Healthy Yellow Summer Squash Casserole


5 Stars 4 Stars 3 Stars 2 Stars 1 Star

5 from 9 reviews

  • Author: Katie Webster
  • Total Time: 1 hour 20 mins
  • Yield: 6 servings, about 1/4 cup each 1x
  • Diet: Vegetarian

Description

This healthy yellow Summer Squash Casserole is an easy and delicious way to use up fresh yellow squash this summer! This side dish has tender sliced squash, gooey melted cheese, fresh basil, and golden breadcrumbs making it a great bet for picnics, potlucks, or any summer dinner.

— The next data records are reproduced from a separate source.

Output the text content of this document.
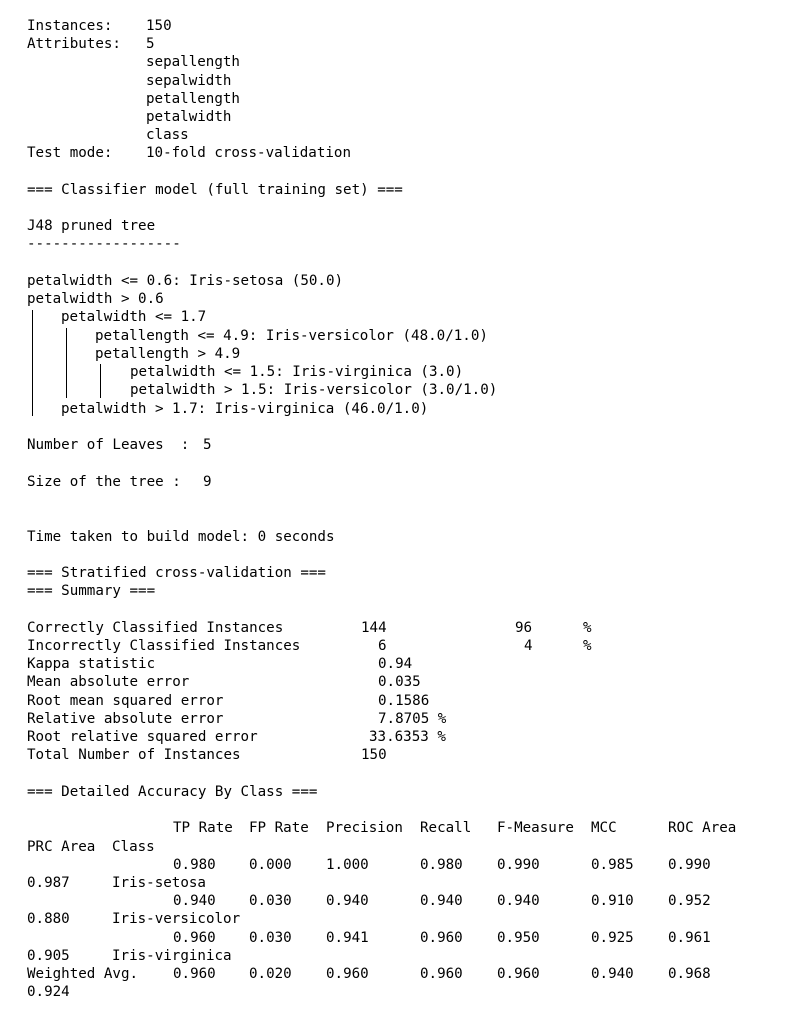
Instances: 150
Attributes: 5
sepallength
sepalwidth
petallength
petalwidth
class
Test mode: 10-fold cross-validation
=== Classifier model (full training set) ===
J48 pruned tree
------------------
petalwidth <= 0.6: Iris-setosa (50.0)
petalwidth > 0.6
petalwidth <= 1.7
petallength <= 4.9: Iris-versicolor (48.0/1.0)
petallength > 4.9
petalwidth <= 1.5: Iris-virginica (3.0)
petalwidth > 1.5: Iris-versicolor (3.0/1.0)
petalwidth > 1.7: Iris-virginica (46.0/1.0)
Number of Leaves  : 5
Size of the tree : 9
Time taken to build model: 0 seconds
=== Stratified cross-validation ===
=== Summary ===
Correctly Classified Instances	144	96	%
Incorrectly Classified Instances	6	4	%
Kappa statistic	0.94
Mean absolute error	0.035
Root mean squared error	0.1586
Relative absolute error	7.8705 %
Root relative squared error	33.6353 %
Total Number of Instances	150
=== Detailed Accuracy By Class ===
TP Rate FP Rate Precision Recall F-Measure MCC	ROC Area
PRC Area Class
0.980 0.000 1.000	0.980 0.990	0.985 0.990
0.987	Iris-setosa
0.940 0.030 0.940	0.940 0.940	0.910 0.952
0.880	Iris-versicolor
0.960 0.030 0.941	0.960 0.950	0.925 0.961
0.905	Iris-virginica
Weighted Avg. 0.960 0.020 0.960	0.960 0.960	0.940 0.968
0.924
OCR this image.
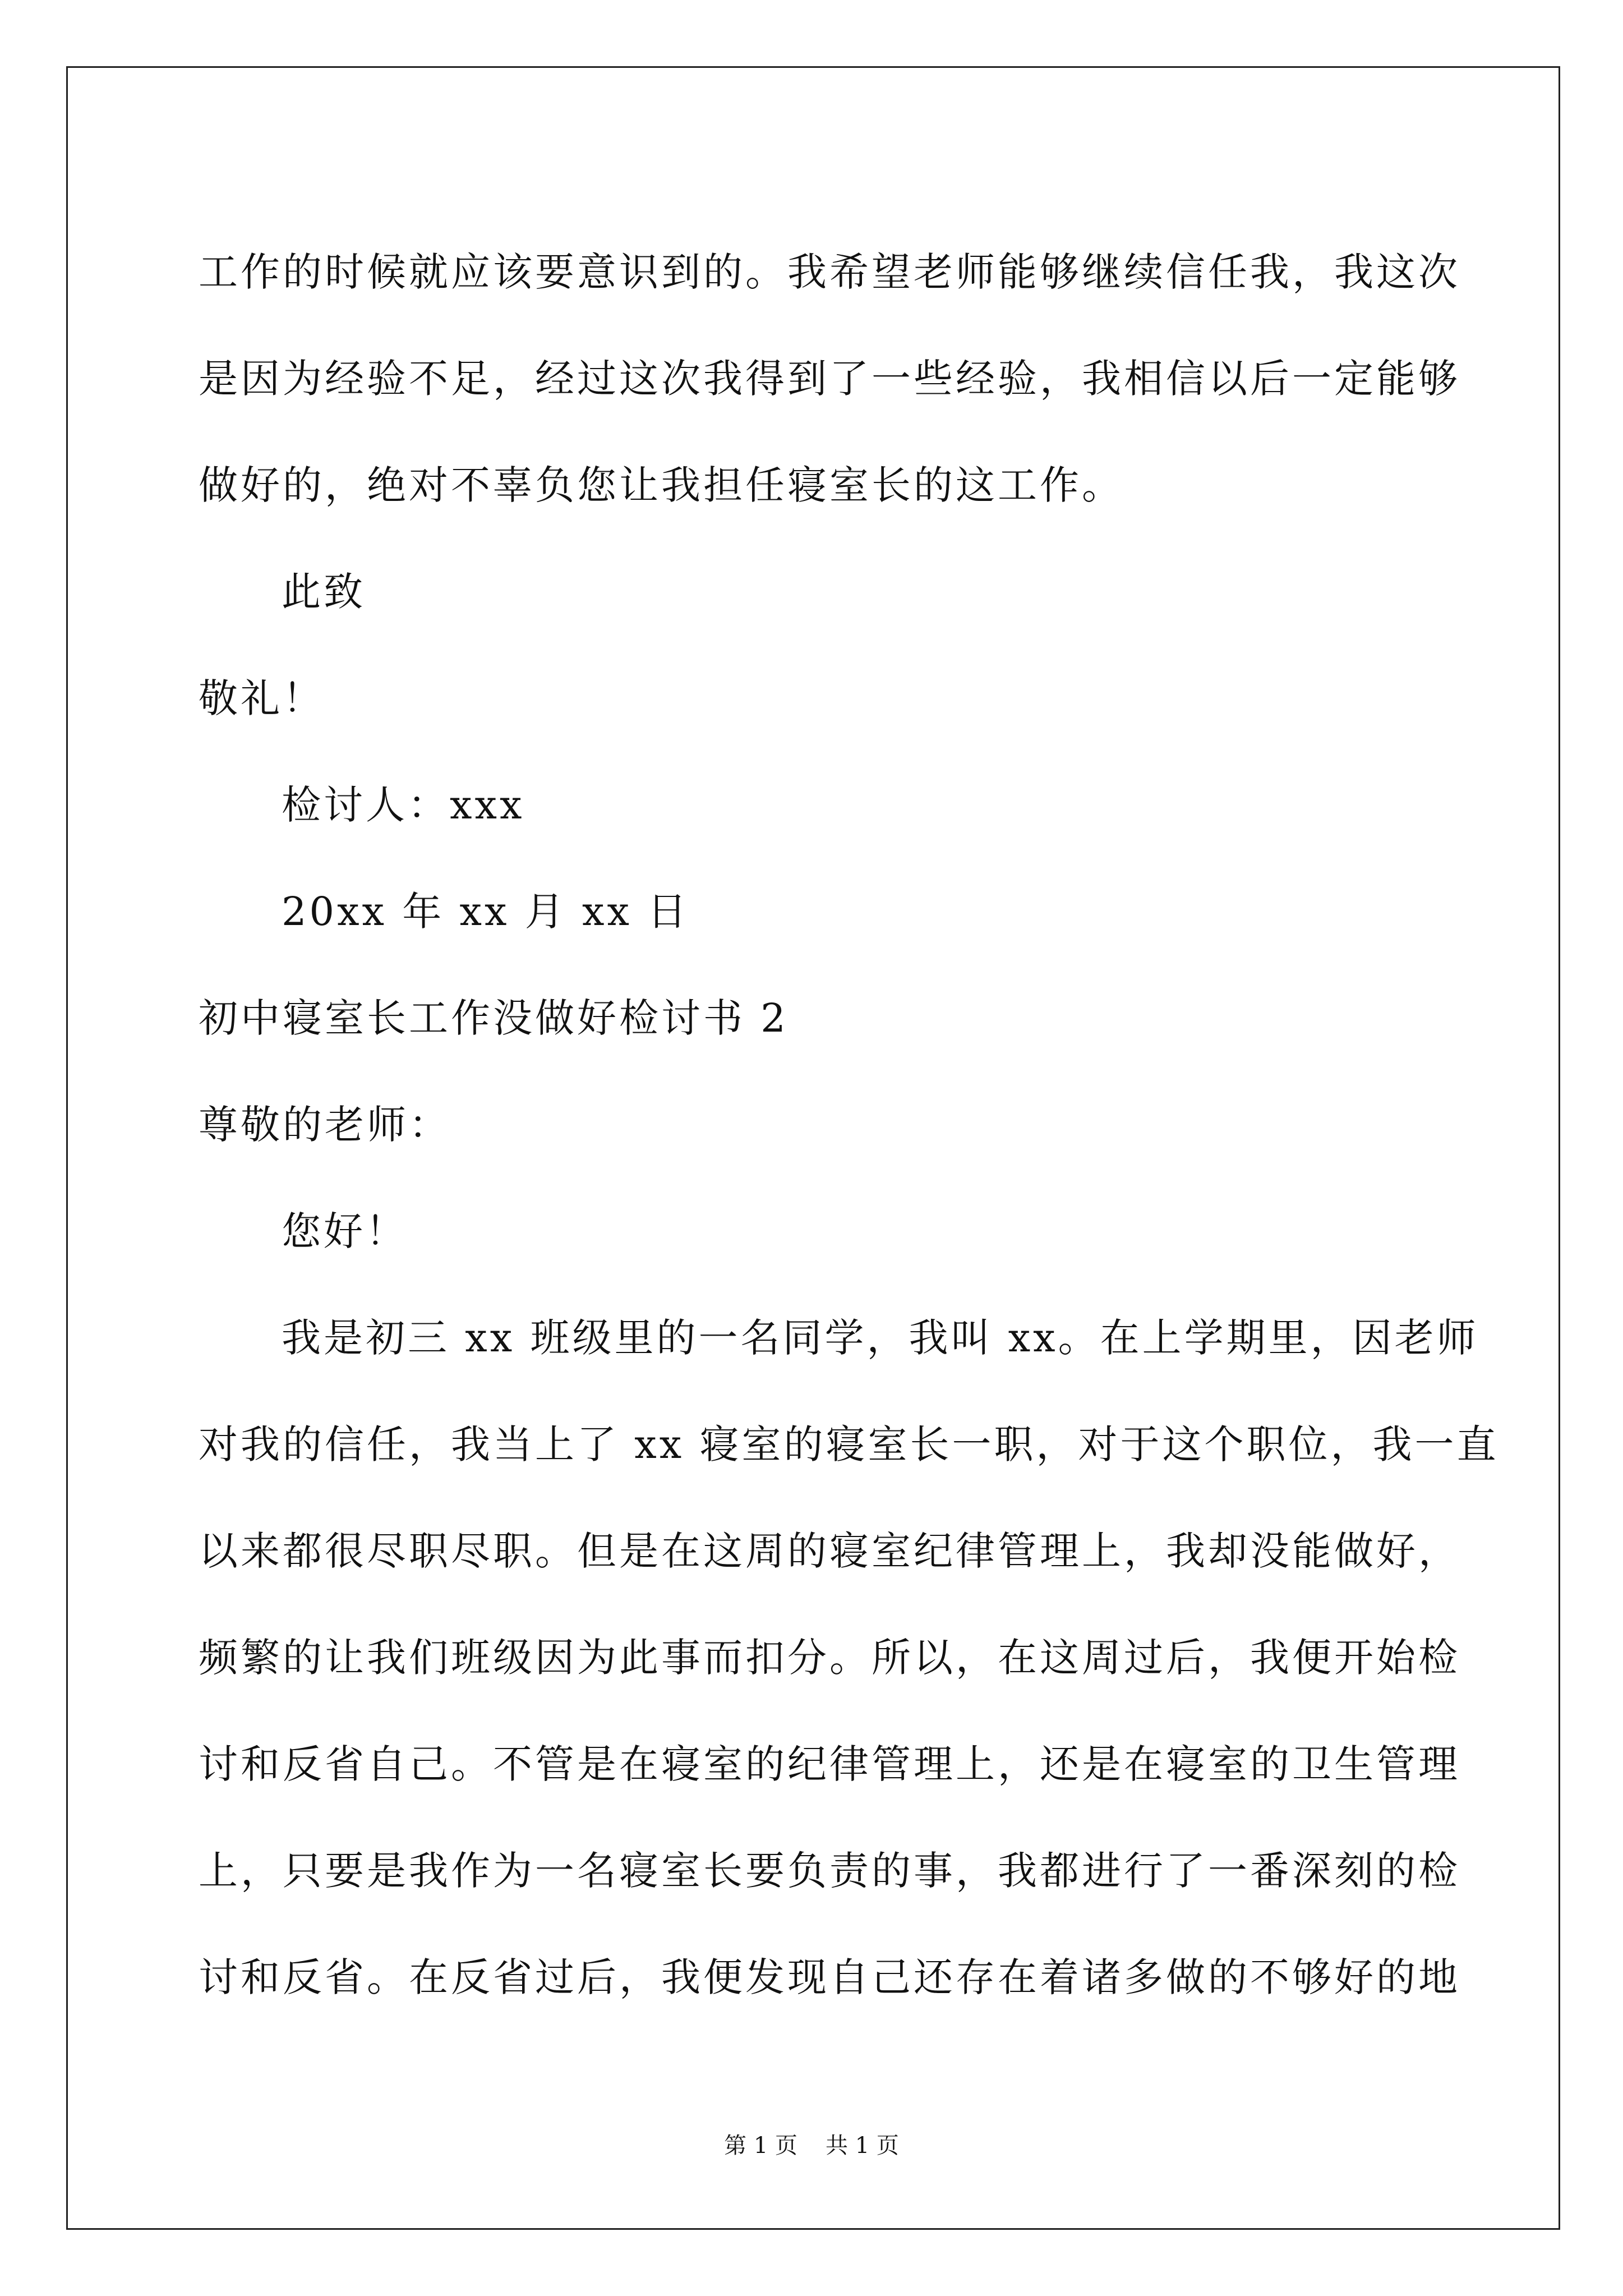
工作的时候就应该要意识到的。我希望老师能够继续信任我，我这次
是因为经验不足，经过这次我得到了一些经验，我相信以后一定能够
做好的，绝对不辜负您让我担任寝室长的这工作。
此致
敬礼！
检讨人：xxx
20xx 年 xx 月 xx 日
初中寝室长工作没做好检讨书 2
尊敬的老师：
您好！
我是初三 xx 班级里的一名同学，我叫 xx。在上学期里，因老师
对我的信任，我当上了 xx 寝室的寝室长一职，对于这个职位，我一直
以来都很尽职尽职。但是在这周的寝室纪律管理上，我却没能做好，
频繁的让我们班级因为此事而扣分。所以，在这周过后，我便开始检
讨和反省自己。不管是在寝室的纪律管理上，还是在寝室的卫生管理
上，只要是我作为一名寝室长要负责的事，我都进行了一番深刻的检
讨和反省。在反省过后，我便发现自己还存在着诸多做的不够好的地
第 1 页 共 1 页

Plus, you can make it ahead of time and just pop it in the oven!


Ingredients

Scale

1 clove garlic, peeled

2 slices sourdough bread, about 3 to 4 ounces

2 tablespoons extra-virgin olive oil

6 medium summer squash (about 3 pounds), cut into rounds

1 small ripe tomato, diced

2 tablespoons chopped fresh basil, plus more for garnish

1 1/2 teaspoons coarse kosher salt (or to taste)

Freshly ground pepper to taste

4 ounces shredded Italian blend cheese (1 cup)

1/2 cup shredded Parmesan cheese


Instructions

  1. Preheat oven to 375 degrees F. Meanwhile, fit food processor with the steel blade attachment. Turn on motor and drop garlic through feed tube to mince. Remove lid and tear bread into three or four pieces each and add to the bowl of the food processor. Cover and process until the bread forms coarse crumbs. With the motor running, drizzle in olive oil.
  2. Toss ¾ cup (about half) of the breadcrumbs, squash, tomato, basil, salt and pepper in a large bowl to combine.
  3. Coat a 9 by 13 inch (or similar volume) casserole dish with cooking spray. Spread half of the squash mixture in the casserole dish. Top with half of the Italian cheese blend. Add the remaining squash and cover the casserole with foil. Bake until the squash is fork tender, about 50 to 55 minutes.
  4. Increase oven temperature to 450 degrees F. Remove foil, top with the remaining Italian cheese blend, Parmesan and the remaining breadcrumbs. Bake uncovered until the cheese is melted and the topping is golden brown, 12 to 15 minutes.

Notes

Ingredient Note:

This casserole can be made with any summer squash including zucchini, yellow crookneck or patty pan. Or you can use a blend of more than one! Remove the stem and blossom ends and slice into ¼-inch thick rounds.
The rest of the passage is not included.